Coleridge is alleged to have first said this, though as I can’t find the reference I hesitate to assert this too strongly. Hazlitt too has been cited as originator. Susan Howe, in The Nonconformist’s Memorial seems to implicate Massinger. Charles Lamb certainly did say it, in a footnote which he seems subsequently to have suppressed. He (no doubt self-mockingly) reports himself as appalled by all the revisions he found to have been written into Milton’s manuscript of Lycidas. “There is something to me repugnant at any time in written hand. The text never seems determinate. Print settles it.” He doesn’t attribute the words to Coleridge, who may along with the others be being given credit because of someone’s subsequent faulty, unreferenced, recollection. The idea that a poet will not rework their first draft — any writer for that matter — is obviously nonsense. Different drafts are almost a precondition of poetry. Even the oral bard would doubtless run over in his head various different ways of telling his tale. Once it gets printed though we all take some sort of ownership in the poem, and get upset at the author’s having second thoughts.
”We must love one another or die” Auden wrote in September 1, 1939 — “trash he was ashamed to have written” as he made Penguin Books say later. He changed the line later by altering “or die” to “and die”, something one can well see an older man deciding on. The immortality of youth tends to qualified by experience. Now of course the poem exists in its two printed versions: early Auden collections and later (more authoritative?) editions. He had it excluded from his Collected Poems. Are a poet’s revisions always improvements? In this case: the first version has the advantage of utterly unrealistic youthful romance, while the second is so “true” it’s almost not worth saying. My German teacher refused to let us read Goethe’s final version of “Willkommen und Abschied” because he found the Sturm und Drang passion of the “original” so much more moving. That version was the one given (in manuscript) to Friederike Brion, to whom the poem was addressed, though it wasn’t included in printed texts till Erich Trunz’s 1929 edition. The revised poem is the one usually printed now. Obviously print doesn’t settle anything here. Both versions exist, and neither is better than the other. We may prefer one version to the other, but having both is better than having none. We are all free to chose which one we’ll read.

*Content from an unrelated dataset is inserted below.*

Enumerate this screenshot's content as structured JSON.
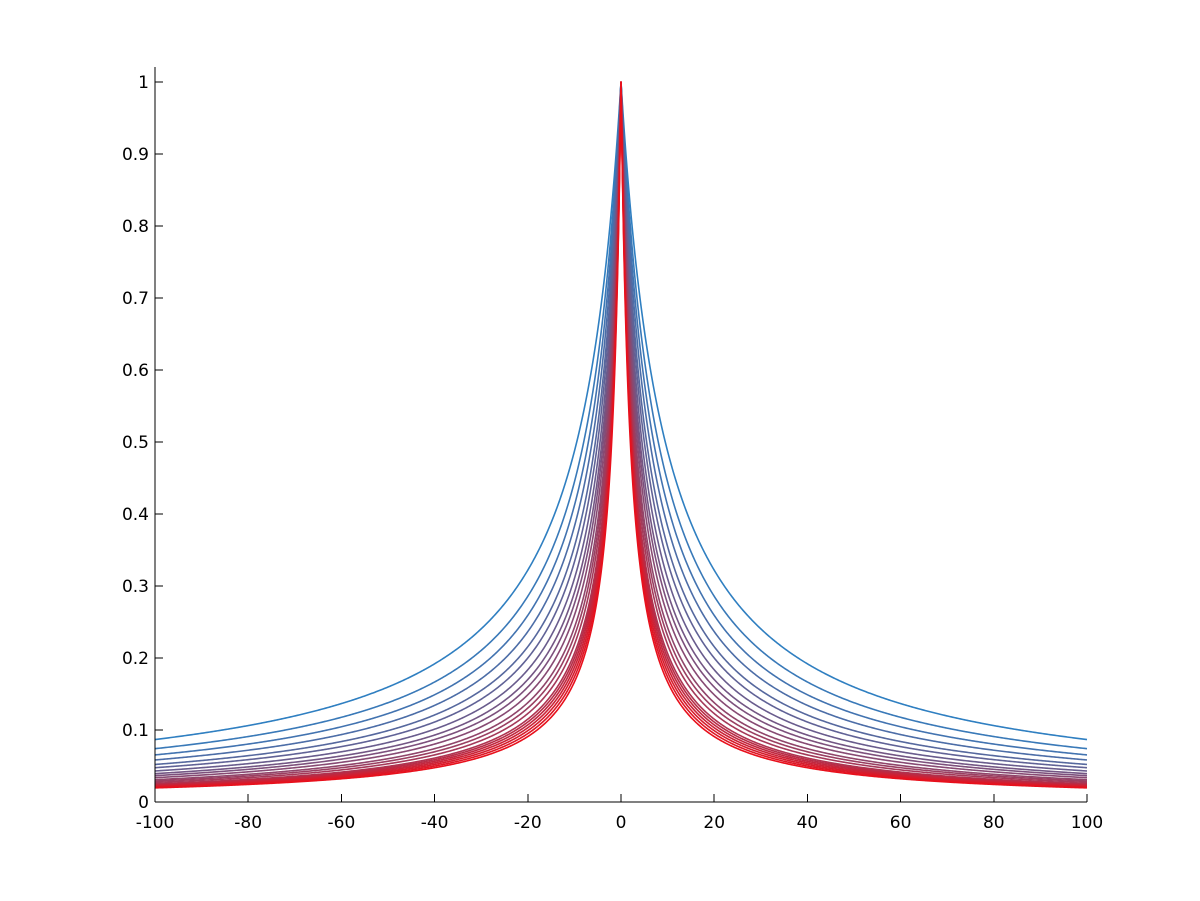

The Robert B. Silvers Lecture for 2015 was delivered on December 8th at New York Public Library. Helen Vender’s topic was “Poets as Editors”. As she told us, W. B. Yeats pointed out to people who would complain to him about his revising his poems “It is myself that I remake”. The poet at forty-five is a different person from the poet of the same name who was once a twenty-year-old. Wallace Stevens wrote “Some of one’s early things give one the creeps”. The older Goethe, classicist statesman rather than romantic youth, may have been a bit embarrassed at his lustful impetuosity. We should be happy he rewrote without destroying the originals.
So one may have to conclude that although print settles many things, it doesn’t settle all.
This title was suggested by Jeremy on 8 November, in response, I suspect, to my remarks on the evanescence of digital referencing in Plagiarism.